Looking forward to seeing the results. I never rebuilt one so I wouldn't even know where to start. I got a recommendation to mess with the rear diff in my Felony... I am not sure I want to mess with it though
 
What were the different measurements inside the diff cup? I mean if we are being pedantic :ROFLMAO:
2 out of 3 of the cups that came with my V4 had a 0.15mm difference across one way compared to the other. In those cases the parts also had significant variance so I was able to counter most of it with the way I grouped the parts. Once assembled I check the internal gap between the pairs of spider gears is the same (or as close as I can get it). I then dry fit the output gear and make sure it sits evenly and has no rocking.

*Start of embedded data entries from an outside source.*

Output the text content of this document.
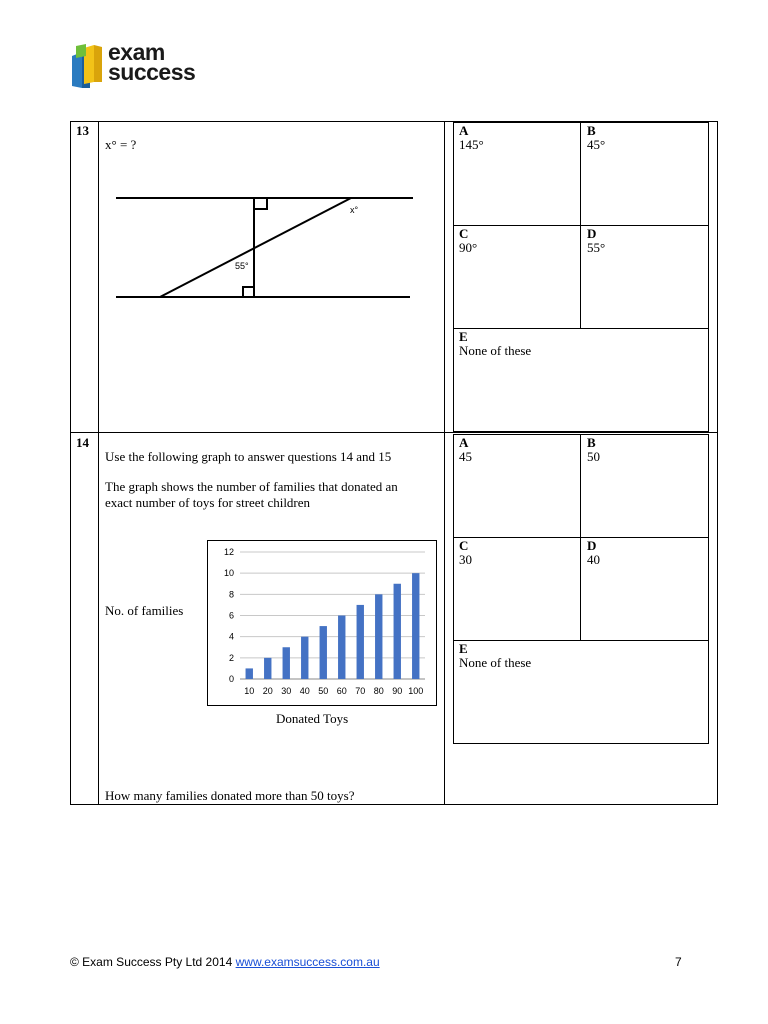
exam
success
13
x° = ?
x°
55°
A
145°
B
45°
C
90°
D
55°
E
None of these
14
Use the following graph to answer questions 14 and 15
The graph shows the number of families that donated an
exact number of toys for street children
No. of families
Donated Toys
How many families donated more than 50 toys?
0
2
4
6
8
10
12
10 20 30 40 50 60 70 80 90 100
A
45
B
50
C
30
D
40
E
None of these
© Exam Success Pty Ltd 2014 www.examsuccess.com.au	7
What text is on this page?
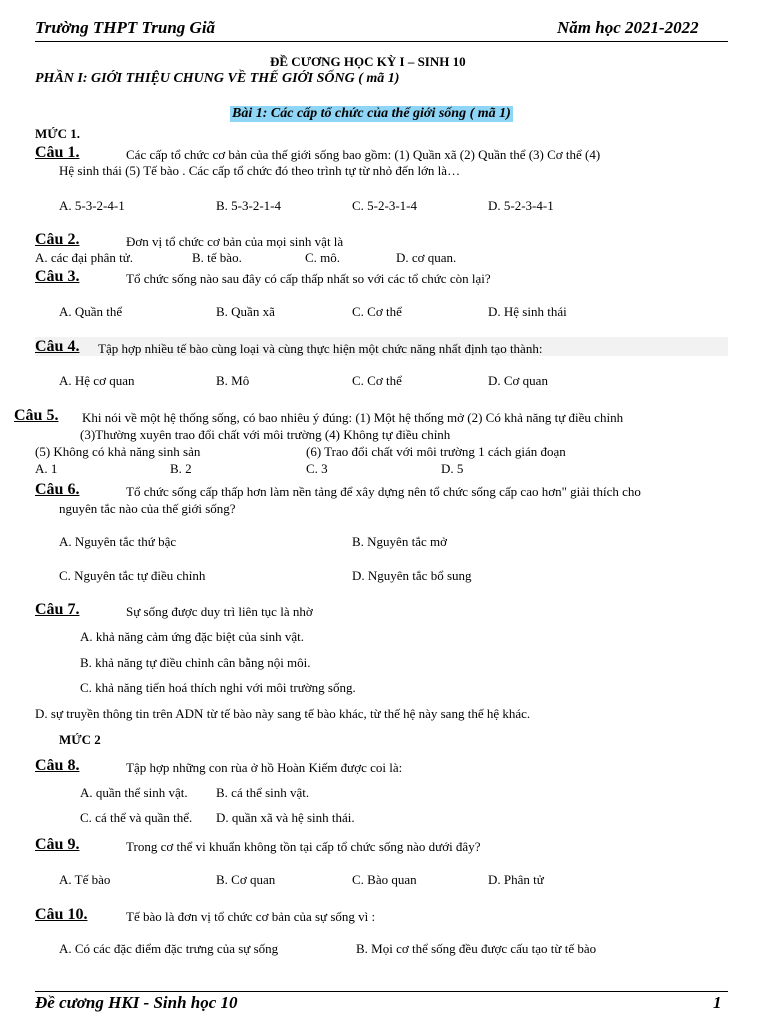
Trường THPT Trung Giã	Năm học 2021-2022
ĐỀ CƯƠNG HỌC KỲ I – SINH 10
PHẦN I: GIỚI THIỆU CHUNG VỀ THẾ GIỚI SỐNG ( mã 1)
Bài 1: Các cấp tổ chức của thế giới sống ( mã 1)
MỨC 1.
Câu 1.	Các cấp tổ chức cơ bản của thế giới sống bao gồm: (1) Quần xã (2) Quần thể (3) Cơ thể (4)
Hệ sinh thái (5) Tế bào . Các cấp tổ chức đó theo trình tự từ nhỏ đến lớn là…
A. 5-3-2-4-1	B. 5-3-2-1-4	C. 5-2-3-1-4	D. 5-2-3-4-1
Câu 2.	Đơn vị tổ chức cơ bản của mọi sinh vật là
A. các đại phân tử.	B. tế bào.	C. mô.	D. cơ quan.
Câu 3.	Tổ chức sống nào sau đây có cấp thấp nhất so với các tổ chức còn lại?
A. Quần thể	B. Quần xã	C. Cơ thể	D. Hệ sinh thái
Câu 4. Tập hợp nhiều tế bào cùng loại và cùng thực hiện một chức năng nhất định tạo thành:
A. Hệ cơ quan	B. Mô	C. Cơ thể	D. Cơ quan
Câu 5. Khi nói về một hệ thống sống, có bao nhiêu ý đúng: (1) Một hệ thống mở (2) Có khả năng tự điều chỉnh
(3)Thường xuyên trao đổi chất với môi trường (4) Không tự điều chỉnh
(5) Không có khả năng sinh sản	(6) Trao đổi chất với môi trường 1 cách gián đoạn
A. 1	B. 2	C. 3	D. 5
Câu 6.	Tổ chức sống cấp thấp hơn làm nền tảng để xây dựng nên tổ chức sống cấp cao hơn" giải thích cho
nguyên tắc nào của thế giới sống?
A. Nguyên tắc thứ bậc	B. Nguyên tắc mở
C. Nguyên tắc tự điều chỉnh	D. Nguyên tắc bổ sung
Câu 7.	Sự sống được duy trì liên tục là nhờ
A. khả năng cảm ứng đặc biệt của sinh vật.
B. khả năng tự điều chỉnh cân bằng nội môi.
C. khả năng tiến hoá thích nghi với môi trường sống.
D. sự truyền thông tin trên ADN từ tế bào này sang tế bào khác, từ thế hệ này sang thế hệ khác.
MỨC 2
Câu 8.	Tập hợp những con rùa ở hồ Hoàn Kiếm được coi là:
A. quần thể sinh vật. B. cá thể sinh vật.
C. cá thể và quần thể. D. quần xã và hệ sinh thái.
Câu 9.	Trong cơ thể vi khuẩn không tồn tại cấp tổ chức sống nào dưới đây?
A. Tế bào	B. Cơ quan	C. Bào quan	D. Phân tử
Câu 10.	Tế bào là đơn vị tổ chức cơ bản của sự sống vì :
A. Có các đặc điểm đặc trưng của sự sống	B. Mọi cơ thể sống đều được cấu tạo từ tế bào
Đề cương HKI - Sinh học 10	1
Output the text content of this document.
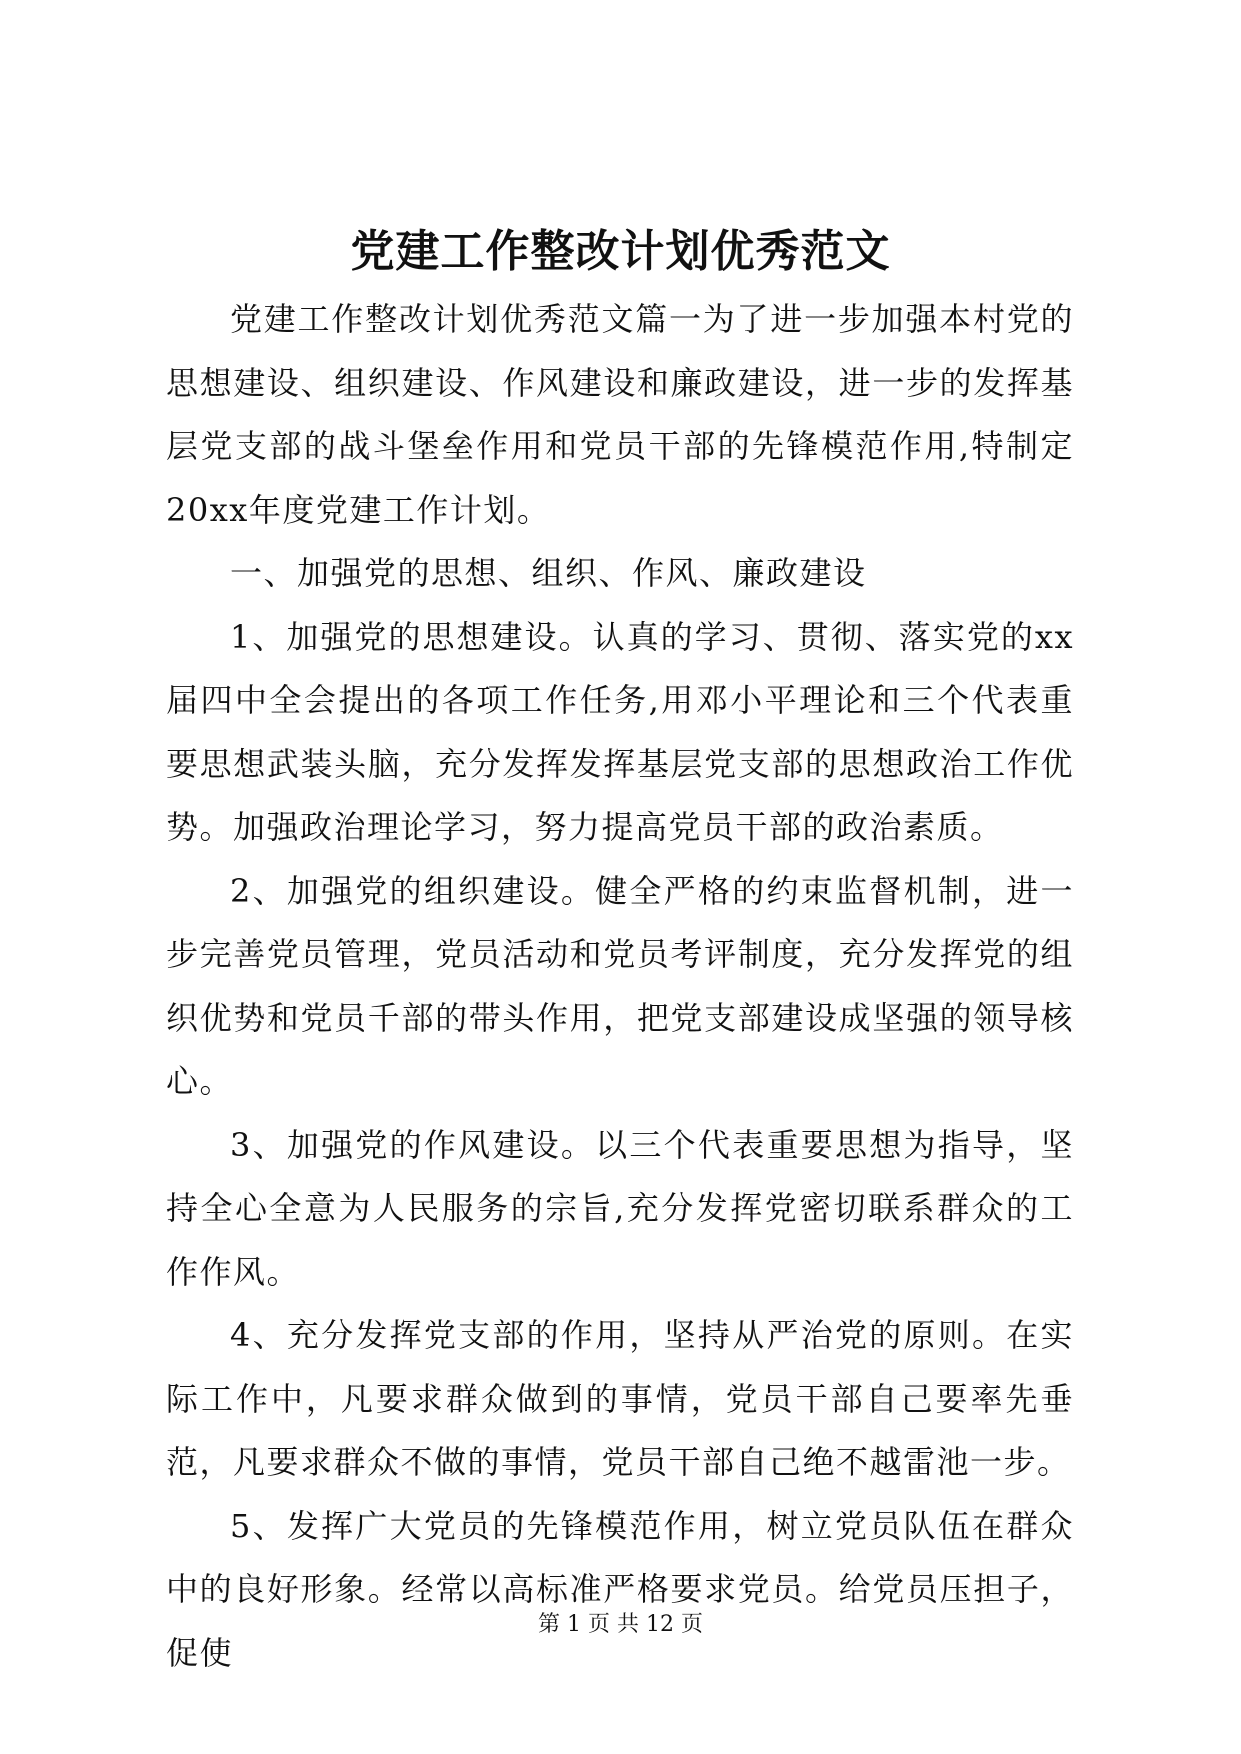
党建工作整改计划优秀范文

党建工作整改计划优秀范文篇一为了进一步加强本村党的思想建设、组织建设、作风建设和廉政建设，进一步的发挥基层党支部的战斗堡垒作用和党员干部的先锋模范作用,特制定20xx年度党建工作计划。

一、加强党的思想、组织、作风、廉政建设

1、加强党的思想建设。认真的学习、贯彻、落实党的xx届四中全会提出的各项工作任务,用邓小平理论和三个代表重要思想武装头脑，充分发挥发挥基层党支部的思想政治工作优势。加强政治理论学习，努力提高党员干部的政治素质。

2、加强党的组织建设。健全严格的约束监督机制，进一步完善党员管理，党员活动和党员考评制度，充分发挥党的组织优势和党员千部的带头作用，把党支部建设成坚强的领导核心。

3、加强党的作风建设。以三个代表重要思想为指导，坚持全心全意为人民服务的宗旨,充分发挥党密切联系群众的工作作风。

4、充分发挥党支部的作用，坚持从严治党的原则。在实际工作中，凡要求群众做到的事情，党员干部自己要率先垂范，凡要求群众不做的事情，党员干部自己绝不越雷池一步。

5、发挥广大党员的先锋模范作用，树立党员队伍在群众中的良好形象。经常以高标准严格要求党员。给党员压担子，促使

第 1 页 共 12 页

(I brought the new diff to let me have it setup with a different weight oil - the original diffs are still going strong, although I think the input pinions will need swapping out soon as they are showing signs of wear)
 
Looking forward to seeing the results.
I swapped the new diff into the car (trying some thicker oil), I swapped the entire housing so as to maintain all the related shimming. So I thought I'd take the opportunity to inspect the one I took out. I pretty happy with the results after running about 30packs/6S/punch-6 for a mix of jumping, bashing, high speed grass running. There is no detectable wear on of the diff gears, the only sign of use is some polishing on the cross axles and shims and the pin behind the output gear on the crown gear side was broken into 3 pieces :( This bit is annoying as it maintains a need for more regular inspections so I need to look into options for stronger, but not brittle, pins
Even the input pinion that I thought was getting worn when looking end on in the car is actually fairly negligible when cleaned up and compared directly to the new one. (The V5 input pinion is a bit different, it is darker, seems harder and has more visible signs of being cut rather than cast, this has been highlighted elsewhere as a good upgrade for V4 owners as the part ARA311054 is compatible, V4 and 5 both use the same crown gear )

Old parts on the left , parts from new unused diff on the right. The left includes the additional CoreRC 0.2mm shims I use.